Anonim

Die Medikamente Staltor und Cholstat, die für einen hohen Cholesterinspiegel angezeigt sind, wenn die Ernährung alleine nicht ausreicht, behandeln auf lange Sicht Hyperlipidämie. Diese pharmazeutische Spezialität wird weltweit mehr als 6 Millionen Patienten mit hohem Cholesterinspiegel verschrieben.

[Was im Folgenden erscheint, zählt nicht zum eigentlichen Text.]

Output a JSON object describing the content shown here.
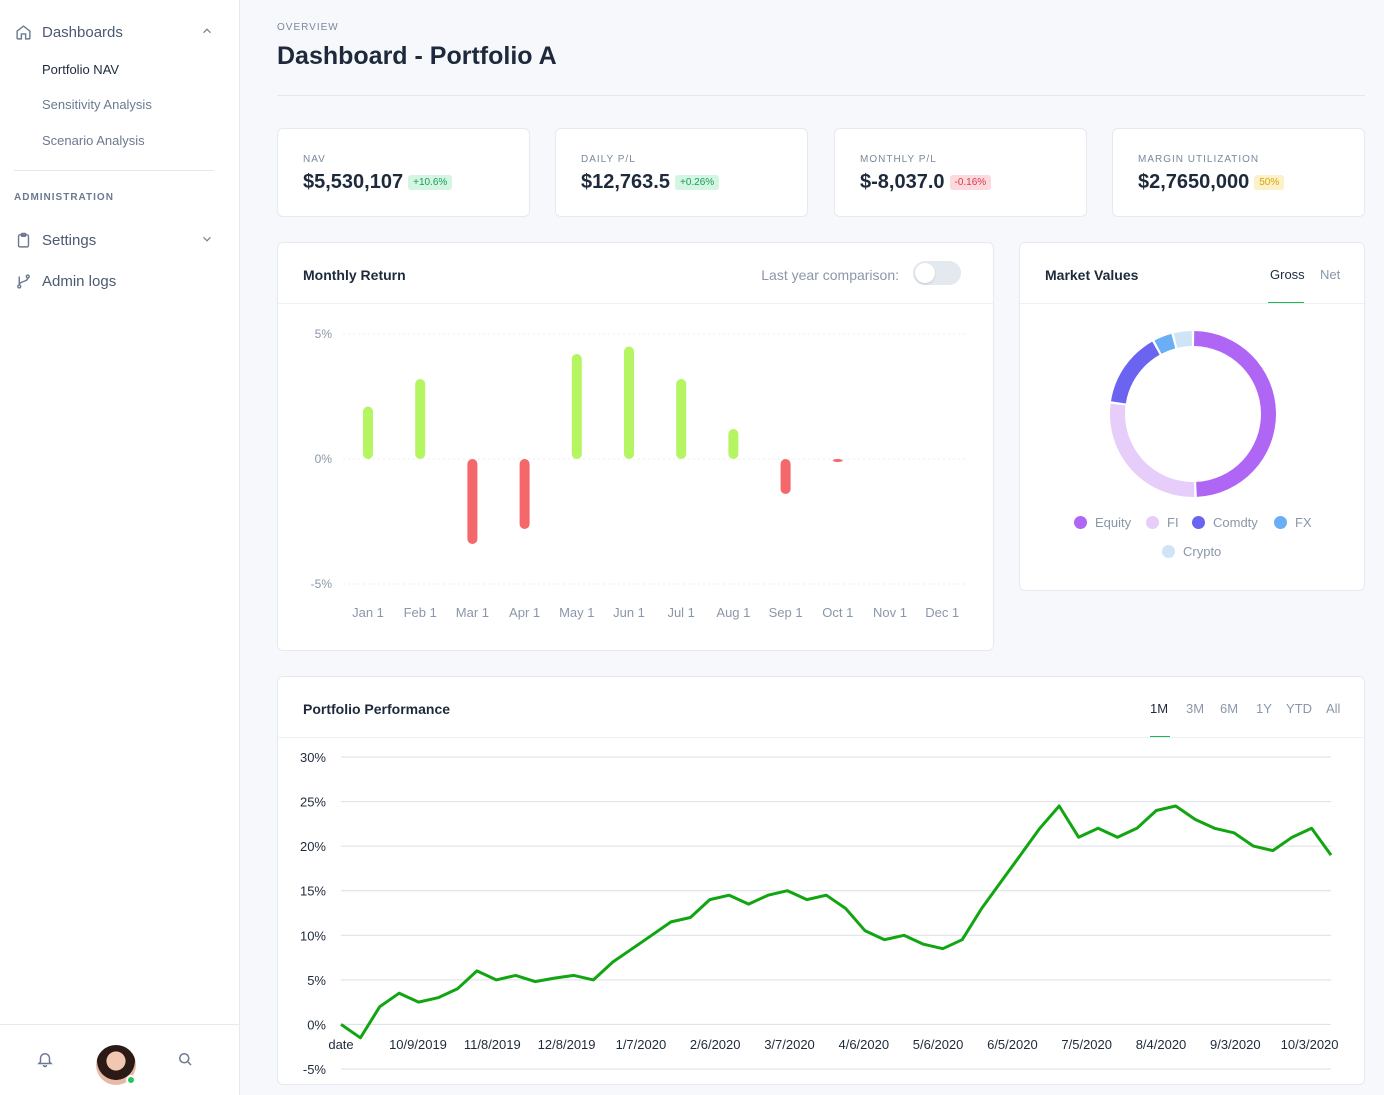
{
  "sidebar": {
    "dashboards_label": "Dashboards",
    "items": [
      {
        "label": "Portfolio NAV"
      },
      {
        "label": "Sensitivity Analysis"
      },
      {
        "label": "Scenario Analysis"
      }
    ],
    "section_label": "ADMINISTRATION",
    "settings_label": "Settings",
    "admin_logs_label": "Admin logs"
  },
  "header": {
    "overline": "OVERVIEW",
    "title": "Dashboard - Portfolio A"
  },
  "stats": [
    {
      "label": "NAV",
      "value": "$5,530,107",
      "badge": "+10.6%",
      "tone": "green"
    },
    {
      "label": "DAILY P/L",
      "value": "$12,763.5",
      "badge": "+0.26%",
      "tone": "green"
    },
    {
      "label": "MONTHLY P/L",
      "value": "$-8,037.0",
      "badge": "-0.16%",
      "tone": "red"
    },
    {
      "label": "MARGIN UTILIZATION",
      "value": "$2,7650,000",
      "badge": "50%",
      "tone": "yellow"
    }
  ],
  "monthly_return": {
    "title": "Monthly Return",
    "toggle_label": "Last year comparison:",
    "toggle_on": false
  },
  "market_values": {
    "title": "Market Values",
    "tabs": [
      "Gross",
      "Net"
    ],
    "active_tab": "Gross"
  },
  "performance": {
    "title": "Portfolio Performance",
    "ranges": [
      "1M",
      "3M",
      "6M",
      "1Y",
      "YTD",
      "All"
    ],
    "active_range": "1M"
  },
  "colors": {
    "positive_bar": "#b5f562",
    "negative_bar": "#f4676b",
    "line": "#12a512",
    "equity": "#b066f5",
    "fi": "#e6cdfa",
    "comdty": "#6a64f0",
    "fx": "#6aaff5",
    "crypto": "#cfe4f7"
  },
  "chart_data": [
    {
      "type": "bar",
      "title": "Monthly Return",
      "categories": [
        "Jan 1",
        "Feb 1",
        "Mar 1",
        "Apr 1",
        "May 1",
        "Jun 1",
        "Jul 1",
        "Aug 1",
        "Sep 1",
        "Oct 1",
        "Nov 1",
        "Dec 1"
      ],
      "values": [
        2.1,
        3.2,
        -3.4,
        -2.8,
        4.2,
        4.5,
        3.2,
        1.2,
        -1.4,
        -0.1,
        null,
        null
      ],
      "yticks": [
        "5%",
        "0%",
        "-5%"
      ],
      "ylim": [
        -5,
        5
      ]
    },
    {
      "type": "pie",
      "title": "Market Values",
      "labels": [
        "Equity",
        "FI",
        "Comdty",
        "FX",
        "Crypto"
      ],
      "values": [
        50,
        28,
        15,
        4,
        4
      ]
    },
    {
      "type": "line",
      "title": "Portfolio Performance",
      "x_labels": [
        "date",
        "10/9/2019",
        "11/8/2019",
        "12/8/2019",
        "1/7/2020",
        "2/6/2020",
        "3/7/2020",
        "4/6/2020",
        "5/6/2020",
        "6/5/2020",
        "7/5/2020",
        "8/4/2020",
        "9/3/2020",
        "10/3/2020"
      ],
      "yticks": [
        "30%",
        "25%",
        "20%",
        "15%",
        "10%",
        "5%",
        "0%",
        "-5%"
      ],
      "ylim": [
        -5,
        30
      ],
      "values": [
        0,
        -1.5,
        2,
        3.5,
        2.5,
        3,
        4,
        6,
        5,
        5.5,
        4.8,
        5.2,
        5.5,
        5,
        7,
        8.5,
        10,
        11.5,
        12,
        14,
        14.5,
        13.5,
        14.5,
        15,
        14,
        14.5,
        13,
        10.5,
        9.5,
        10,
        9,
        8.5,
        9.5,
        13,
        16,
        19,
        22,
        24.5,
        21,
        22,
        21,
        22,
        24,
        24.5,
        23,
        22,
        21.5,
        20,
        19.5,
        21,
        22,
        19
      ]
    }
  ]
}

Der Rückzug dieses Statins vom Markt wurde aus medizinischen und ethischen Gründen vor allen finanziellen Erwägungen beschlossen. Cerivastatin wurde insbesondere in Kombination mit "Gemfibrozil" mit dem Risiko einer Rhabomyolyse in Verbindung gebracht, einer schwerwiegenden Muskelkomplikation, die tödlich sein kann. So hatte die AFSSAPS (Französische Agentur für die gesundheitliche Sicherheit von Gesundheitsprodukten) im vergangenen Monat vor dieser Wirkstoffkombination gewarnt, indem sie Ärzte und Patienten auf mögliche Nebenwirkungen (Muskelschwäche oder Schmerzen) aufmerksam gemacht hatte. Angesichts eines realen Risikos (in den USA wurden 31 Todesfälle verzeichnet) zog es das Bayer-Labor vor, dieses Medikament sofort vom Markt zu nehmen.

Praktische Kommentare

Wenn der Nutzen von Cerivastatin über einen längeren Zeitraum (mehrere Monate) untersucht wird, ist das Absetzen dieser Behandlung kein kurzfristiges Risiko. Andere derzeit auf dem Markt befindliche pharmazeutische Spezialitäten können dieses vom Markt genommene Produkt ersetzen (HMG Co-A-Reduktase-Hemmer oder andere Statine). Darüber hinaus gibt es mehrere Medikamentenklassen mit ähnlichen Indikationen. Patienten, die mit Staltor oder Cholstat behandelt werden, wird empfohlen, ihren Arzt ohne besondere Dringlichkeit zu konsultieren, um ihre Verschreibung zu ändern. Patienten, die mit einem dieser Medikamente behandelt werden und unter Muskelschmerzen leiden oder Lipur® in Kombination einnehmen, sollten dringend einen Arzt konsultieren.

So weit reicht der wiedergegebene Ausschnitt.